Start your puppy off almost as soon as you get it by brushing with a soft brush, looking in its mouth and ears, lifting its tail and feet, feeling gently all over its body, and getting it used to being examined, both while standing and lying down on its side, and having its toes moved and its toenails trimmed. It is so important to do this and do it frequently so that the puppy accepts it as part of life. It can be extremely difficult to deal with an older hound that will not allow grooming or nail trimming and cannot be examined by the veterinarian when necessary. It is not very sensible to end up having to have your hound anaesthetised in order to have its nails cut, or requiring sedation before the vet can check him over.

The wolfhound does not need a vast amount of grooming but does require brushing regularly and a thorough going over once a week. Some hounds do have rather long, soft coats and these will obviously take much more work. For the show ring the hound should just be tidied up, not stripped out, except when removing old, dead coat.

However, tidying up can involve quite a lot of work - especially with those hounds with a heavy coat, which are inclined to grow soft and long hair on their ears, and enough hair round their feet to resemble carpet slippers. The hair from the ears must be removed with finger and thumb a little at a time, but most people use thinning scissors or a stripping knife to remove the hair from the feet, and also to tidy up the hair which can grow in ridges down the sides of the neck. Tidy the head so that the shape of the skull can be seen, with no tufts of fur to spoil the line. The neck should have a mane, so, although it is a good idea to tidy up the sides of the neck, it should not be completely stripped out.

Tidy the hair under the belly, especially under the tuck-up, so that there is not a long fringe hanging down and spoiling the underline. Strip any over-thick hair from the base of the tail so that the curve of the topline flows smoothly down into the tail, and do the same to any area where the hair is sticking out in tufts or not lying smooth. The outline of the hound should flow in a series of curves, not go straight and then up and over a hump! Get a good look from a few feet away every now and then as you work, because your view close to can give you a different picture to what the judge and ringsiders will see and you can lose sight of the whole hound while concentrating on some particular aspect of it.

Don't wait until the day before the show to start preparation; bathe your hound, if you are going to do that, about three to two weeks prior to the show so that the coat has time to settle, and do a little bit of stripping each day. Do prepare your hound before a show - it is most unpleasant for the judge (and does not show you or your hound in a good light) if it is dirty and unkempt.

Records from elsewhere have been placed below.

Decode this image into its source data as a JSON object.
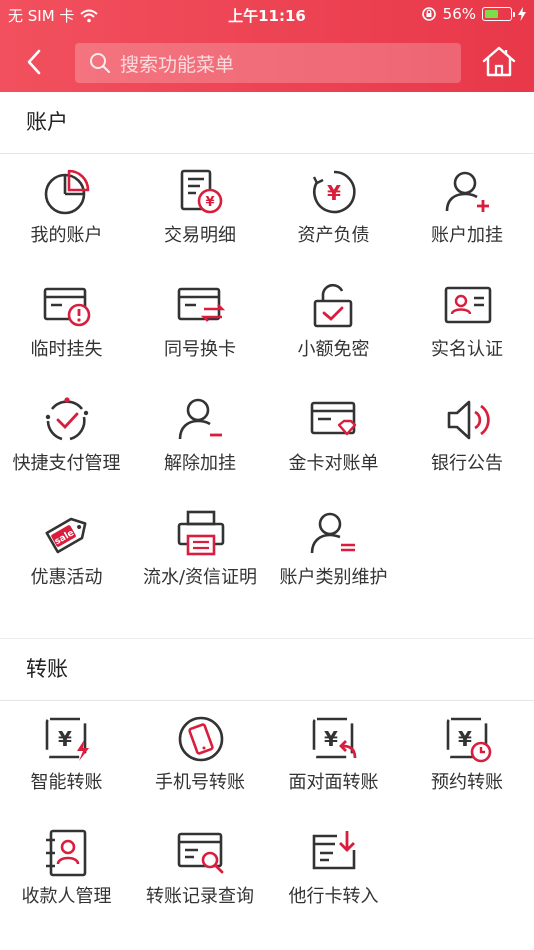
{
  "status_bar": {
    "carrier": "无 SIM 卡",
    "time": "上午11:16",
    "battery_pct": "56%",
    "battery_level": 0.56
  },
  "nav": {
    "search_placeholder": "搜索功能菜单"
  },
  "sections": {
    "account": {
      "title": "账户",
      "items": [
        {
          "label": "我的账户",
          "icon": "pie-chart-icon"
        },
        {
          "label": "交易明细",
          "icon": "transaction-detail-icon"
        },
        {
          "label": "资产负债",
          "icon": "asset-liability-icon"
        },
        {
          "label": "账户加挂",
          "icon": "add-user-icon"
        },
        {
          "label": "临时挂失",
          "icon": "card-report-loss-icon"
        },
        {
          "label": "同号换卡",
          "icon": "card-exchange-icon"
        },
        {
          "label": "小额免密",
          "icon": "unlock-icon"
        },
        {
          "label": "实名认证",
          "icon": "id-card-icon"
        },
        {
          "label": "快捷支付管理",
          "icon": "quick-pay-icon"
        },
        {
          "label": "解除加挂",
          "icon": "remove-user-icon"
        },
        {
          "label": "金卡对账单",
          "icon": "gold-card-statement-icon"
        },
        {
          "label": "银行公告",
          "icon": "speaker-icon"
        },
        {
          "label": "优惠活动",
          "icon": "sale-tag-icon"
        },
        {
          "label": "流水/资信证明",
          "icon": "printer-icon"
        },
        {
          "label": "账户类别维护",
          "icon": "user-category-icon"
        }
      ]
    },
    "transfer": {
      "title": "转账",
      "items": [
        {
          "label": "智能转账",
          "icon": "smart-transfer-icon"
        },
        {
          "label": "手机号转账",
          "icon": "phone-transfer-icon"
        },
        {
          "label": "面对面转账",
          "icon": "face-to-face-transfer-icon"
        },
        {
          "label": "预约转账",
          "icon": "scheduled-transfer-icon"
        },
        {
          "label": "收款人管理",
          "icon": "payee-book-icon"
        },
        {
          "label": "转账记录查询",
          "icon": "transfer-record-search-icon"
        },
        {
          "label": "他行卡转入",
          "icon": "other-bank-transfer-in-icon"
        }
      ]
    }
  },
  "colors": {
    "brand_red": "#e8384a",
    "icon_dark": "#333333",
    "icon_accent": "#d81e3c"
  }
}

Feeding your hounds the most suitable diet for each individual (see nutrition page) will help to keep his mouth pristine and his teeth white, but do start off at the early puppy stage and continue throughout his life examining his mouth thoroughly on a regular basis. Bad teeth can cause major problems with the dog's health and dogs can get mouth cancers, which are so often not noticed until they are extremely invasive simply because no-one looked in the mouth.

When you do bathe your hound, do use a proper dog shampoo because those have been formulated to fit in with the pH balance of the skin. Do not use human shampoos, nor baby shampoos, because the pH levels of the human and dog skin are different. Particularly do not use anti-dandruff shampoos sold for people as these can be extremely harmful. If your hound has scurfy skin, then take a look at his diet and particularly his intake of Essential Fatty Acids (EFAs) and B complex vitamins.

Training

All dogs should be trained to some extent. A puppy (in fact, any dog) will be learning all the time it is with you, so you may as well make sure it is learning some useful things (useful to you, that is) and all the things that will make you enjoy its company more. A puppy is never too young to learn. Hopefully, the breeder of your puppy will have done some basic training such as wearing a collar/lead, walking on the lead, coming when called, sit, and down, because those commands are so easy to teach during the period of six to twelve weeks of age. If not, then you should make a start as soon as you get the puppy.

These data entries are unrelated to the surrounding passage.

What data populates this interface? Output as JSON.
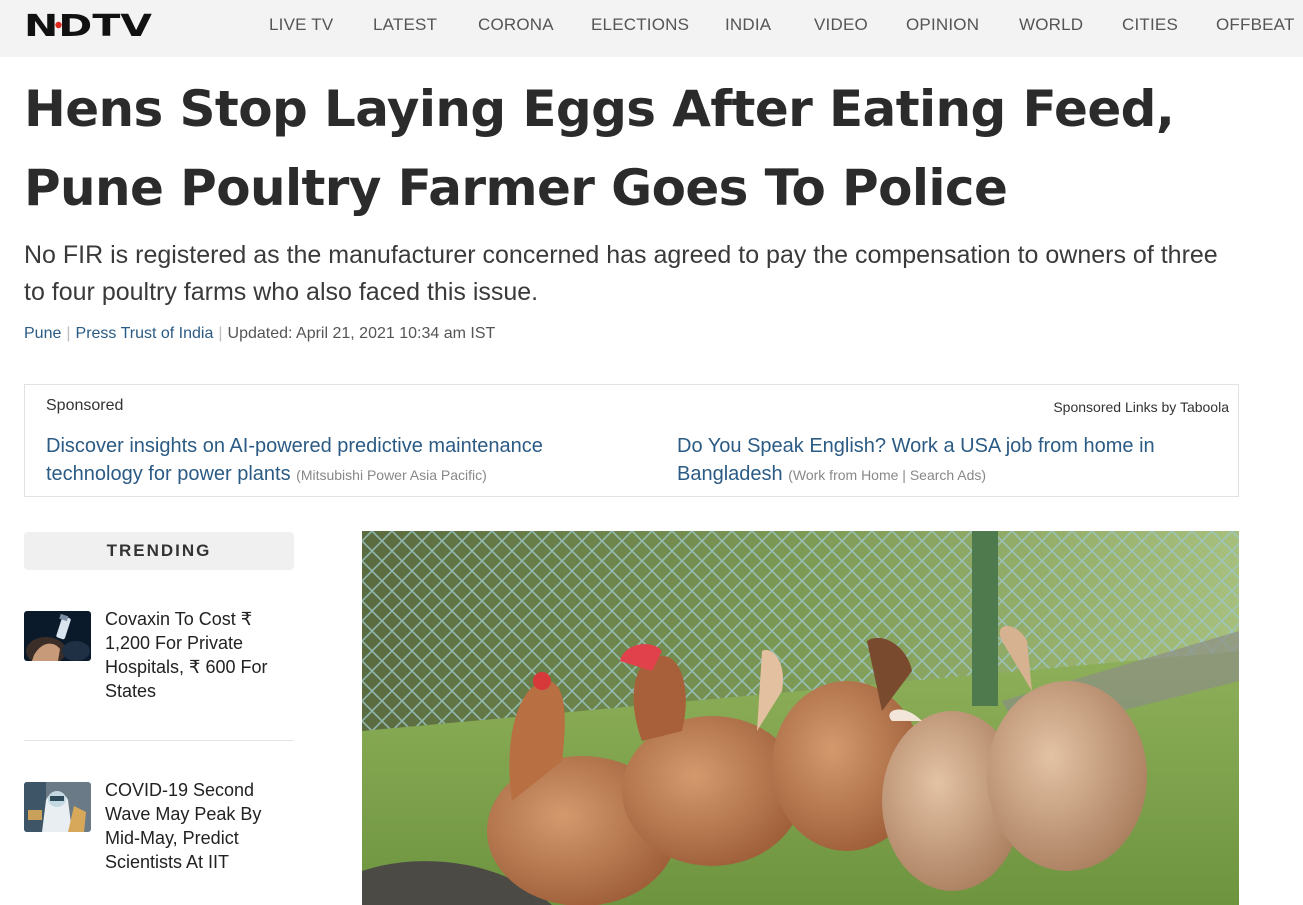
{
  "brand": {
    "logo_text": "NDTV",
    "accent": "#e0251b",
    "logo_color": "#111111",
    "link_color": "#2b5b84"
  },
  "nav": [
    {
      "label": "LIVE TV"
    },
    {
      "label": "LATEST"
    },
    {
      "label": "CORONA"
    },
    {
      "label": "ELECTIONS"
    },
    {
      "label": "INDIA"
    },
    {
      "label": "VIDEO"
    },
    {
      "label": "OPINION"
    },
    {
      "label": "WORLD"
    },
    {
      "label": "CITIES"
    },
    {
      "label": "OFFBEAT"
    }
  ],
  "article": {
    "headline": "Hens Stop Laying Eggs After Eating Feed, Pune Poultry Farmer Goes To Police",
    "subheadline": "No FIR is registered as the manufacturer concerned has agreed to pay the compensation to owners of three to four poultry farms who also faced this issue.",
    "byline": {
      "location": "Pune",
      "source": "Press Trust of India",
      "updated": "Updated: April 21, 2021 10:34 am IST"
    }
  },
  "sponsored": {
    "label": "Sponsored",
    "by": "Sponsored Links by Taboola",
    "links": [
      {
        "title": "Discover insights on AI-powered predictive maintenance technology for power plants",
        "source": "(Mitsubishi Power Asia Pacific)"
      },
      {
        "title": "Do You Speak English? Work a USA job from home in Bangladesh",
        "source": "(Work from Home | Search Ads)"
      }
    ]
  },
  "trending": {
    "heading": "TRENDING",
    "items": [
      {
        "title": "Covaxin To Cost ₹ 1,200 For Private Hospitals, ₹ 600 For States",
        "thumb": "vaccine-vial-photo"
      },
      {
        "title": "COVID-19 Second Wave May Peak By Mid-May, Predict Scientists At IIT",
        "thumb": "ppe-health-worker-photo"
      }
    ]
  },
  "hero_image": {
    "depicts": "hens-near-chain-link-fence-photo"
  }
}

Coming when called is simple because a puppy is going to be following you around anyway and, even when it is exploring, is easy to attract to you. The usual way of training a puppy to come to you is just to call the puppy to you (usually the command is "[Puppy's name] - Come!") in a bright, cheerful tone of voice and give it a small treat such as a bit of cheese and praise and pet it when it comes to you. It is a good idea to hold the puppy by the collar or with a hand on its back while you pet it with the other hand, so that the pup gets used to being restrained (even if only for a few seconds) when it responds. The puppy should be only too willing to come at this early stage and it makes things a lot easier if you can get this command firmly fixed as early as possible. However, to begin with don't call the puppy when it is investigating something interesting; instead choose a moment when it is just on the verge of coming towards you anyway.

Clicker training (operant conditioning) utilises just such natural moves to shape the behaviour wanted and is an excellent way to train a puppy or older animal, because it actually allows understanding of what is being asked and creates confidence in the animal. A book by Morgan Spector, Clicker Training For Obedience, covers all the theory of clicker training as well as all you need to know to train a dog to whatever standard you require; from just having a well-behaved companion to having a potential obedience champion.

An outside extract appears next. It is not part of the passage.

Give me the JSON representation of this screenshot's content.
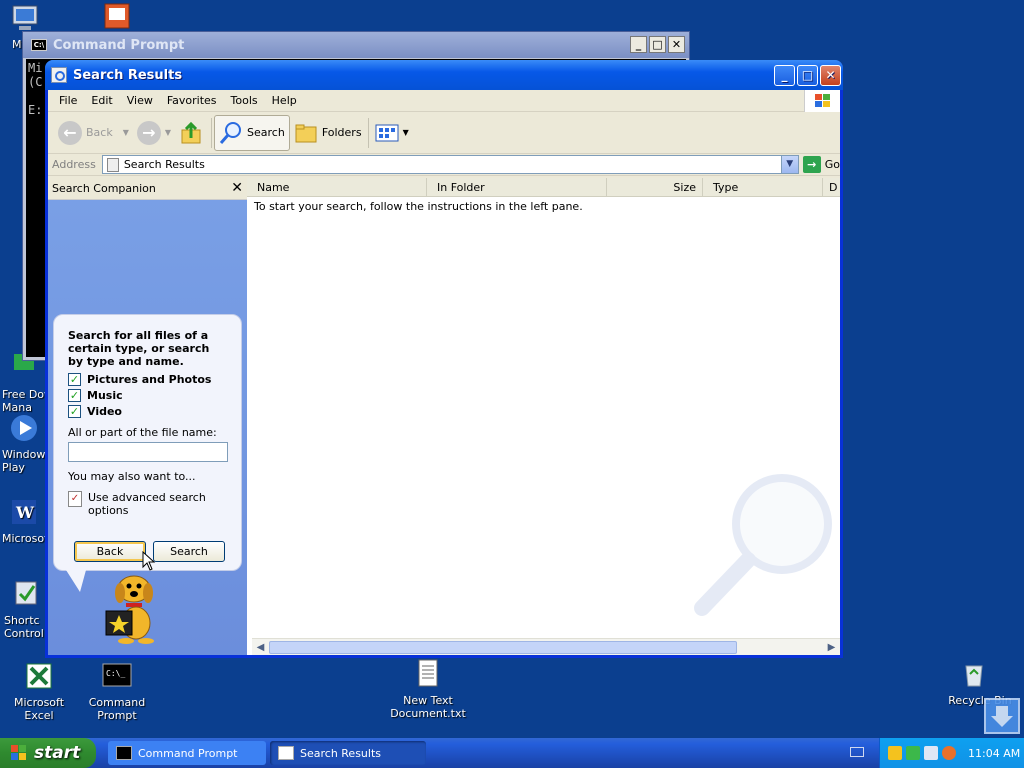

Always be pleasant to come to, however long your hound takes to respond to your command. Making coming to you unpleasant (for example by shouting at the hound or, even worse, smacking it for not coming immediately) is not going to improve your hound's recall. It is far more likely to feel that staying away from you as long as possible is a better option. Screaming or yelling at your hound to come is no way to make it feel that being with you is more pleasant than being away from you. Keep your voice bright and cheerful, however frustrated or furious you are that your hound has not come immediately. Just bear in mind that you have not properly trained your hound if it does not respond to your commands, so it is hardly fair to blame the hound.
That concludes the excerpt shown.